Two responders experienced an acute exacerbation of unknown cause within three weeks after treatment was completed. One chose to receive a shorter regimen (five TPE plus four IVIG) and showed signs of improved lung function, surviving for four more months. The other patient, who declined re-treatment, died from progressive respiratory failure within one week.
In addition, blood levels of anti-epithelial autoantibodies were significantly higher (by threefold) among one-year survivors, relative to nonsurvivors. A total of 10 out of 12 patients (83%) with low levels of these autoantibodies died within a year.
While there was a significant link between blood levels of anti-epithelial and anti-HSP70 autoantibodies, “there were no apparent associations of anti-HSP70 concentrations and survival,” the researchers wrote.
“Patients who responded to this treatment protocol had higher pre-treatment levels of [anti-epithelial autoantibodies],” Kulkarni said.
Initial clinical features and the use of anti-scarring medications — including Ofev (nintedanib) and Esbriet (pirfenidone) — were not significantly different between one-year survivors and nonsurvivors.
“Since adoption of this multi-modality regimen we now observe clinical improvements in more than half ” of the IPF patients with acute exacerbations, the researchers wrote.
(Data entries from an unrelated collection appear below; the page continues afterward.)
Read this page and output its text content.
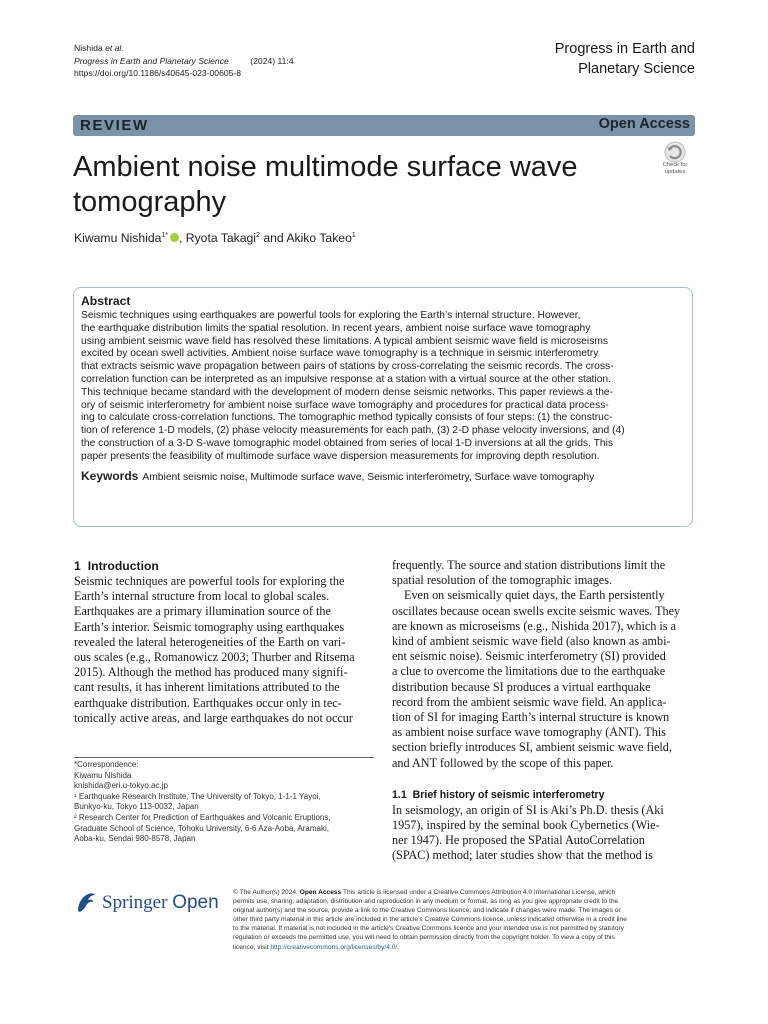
Nishida et al.
Progress in Earth and Planetary Science	(2024) 11:4
https://doi.org/10.1186/s40645-023-00605-8
Progress in Earth and
Planetary Science
REVIEW	Open Access
Ambient noise multimode surface wave
tomography
Check for
updates
Kiwamu Nishida$^{1*}$ , Ryota Takagi$^2$ and Akiko Takeo$^1$
Abstract
Seismic techniques using earthquakes are powerful tools for exploring the Earth’s internal structure. However,
the earthquake distribution limits the spatial resolution. In recent years, ambient noise surface wave tomography
using ambient seismic wave field has resolved these limitations. A typical ambient seismic wave field is microseisms
excited by ocean swell activities. Ambient noise surface wave tomography is a technique in seismic interferometry
that extracts seismic wave propagation between pairs of stations by cross-correlating the seismic records. The cross-
correlation function can be interpreted as an impulsive response at a station with a virtual source at the other station.
This technique became standard with the development of modern dense seismic networks. This paper reviews a the-
ory of seismic interferometry for ambient noise surface wave tomography and procedures for practical data process-
ing to calculate cross-correlation functions. The tomographic method typically consists of four steps: (1) the construc-
tion of reference 1-D models, (2) phase velocity measurements for each path, (3) 2-D phase velocity inversions, and (4)
the construction of a 3-D S-wave tomographic model obtained from series of local 1-D inversions at all the grids. This
paper presents the feasibility of multimode surface wave dispersion measurements for improving depth resolution.
Keywords Ambient seismic noise, Multimode surface wave, Seismic interferometry, Surface wave tomography
1 Introduction
Seismic techniques are powerful tools for exploring the
Earth’s internal structure from local to global scales.
Earthquakes are a primary illumination source of the
Earth’s interior. Seismic tomography using earthquakes
revealed the lateral heterogeneities of the Earth on vari-
ous scales (e.g., Romanowicz 2003; Thurber and Ritsema
2015). Although the method has produced many signifi-
cant results, it has inherent limitations attributed to the
earthquake distribution. Earthquakes occur only in tec-
tonically active areas, and large earthquakes do not occur
*Correspondence:
Kiwamu Nishida
knishida@eri.u-tokyo.ac.jp
¹ Earthquake Research Institute, The University of Tokyo, 1-1-1 Yayoi,
Bunkyo-ku, Tokyo 113-0032, Japan
² Research Center for Prediction of Earthquakes and Volcanic Eruptions,
Graduate School of Science, Tohoku University, 6-6 Aza-Aoba, Aramaki,
Aoba-ku, Sendai 980-8578, Japan
frequently. The source and station distributions limit the
spatial resolution of the tomographic images.
Even on seismically quiet days, the Earth persistently
oscillates because ocean swells excite seismic waves. They
are known as microseisms (e.g., Nishida 2017), which is a
kind of ambient seismic wave field (also known as ambi-
ent seismic noise). Seismic interferometry (SI) provided
a clue to overcome the limitations due to the earthquake
distribution because SI produces a virtual earthquake
record from the ambient seismic wave field. An applica-
tion of SI for imaging Earth’s internal structure is known
as ambient noise surface wave tomography (ANT). This
section briefly introduces SI, ambient seismic wave field,
and ANT followed by the scope of this paper.
1.1 Brief history of seismic interferometry
In seismology, an origin of SI is Aki’s Ph.D. thesis (Aki
1957), inspired by the seminal book Cybernetics (Wie-
ner 1947). He proposed the SPatial AutoCorrelation
(SPAC) method; later studies show that the method is
Springer Open © The Author(s) 2024. Open Access This article is licensed under a Creative Commons Attribution 4.0 International License, which
permits use, sharing, adaptation, distribution and reproduction in any medium or format, as long as you give appropriate credit to the
original author(s) and the source, provide a link to the Creative Commons licence, and indicate if changes were made. The images or
other third party material in this article are included in the article’s Creative Commons licence, unless indicated otherwise in a credit line
to the material. If material is not included in the article’s Creative Commons licence and your intended use is not permitted by statutory
regulation or exceeds the permitted use, you will need to obtain permission directly from the copyright holder. To view a copy of this
licence, visit http://creativecommons.org/licenses/by/4.0/.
However, “unequivocal proof of its efficacy will await results of randomized clinical trials (RCT) with concurrent controls,” such as the STRIVE-IPF study, they added.
Additional trials “could further refine and optimize autoantibody reduction regimens, validate measures to facilitate the personalized applications of these treatments, and potentially illuminate other important upstream disease mechanisms aside from or in addition to [antibody-based] autoimmunity,” Duncan said.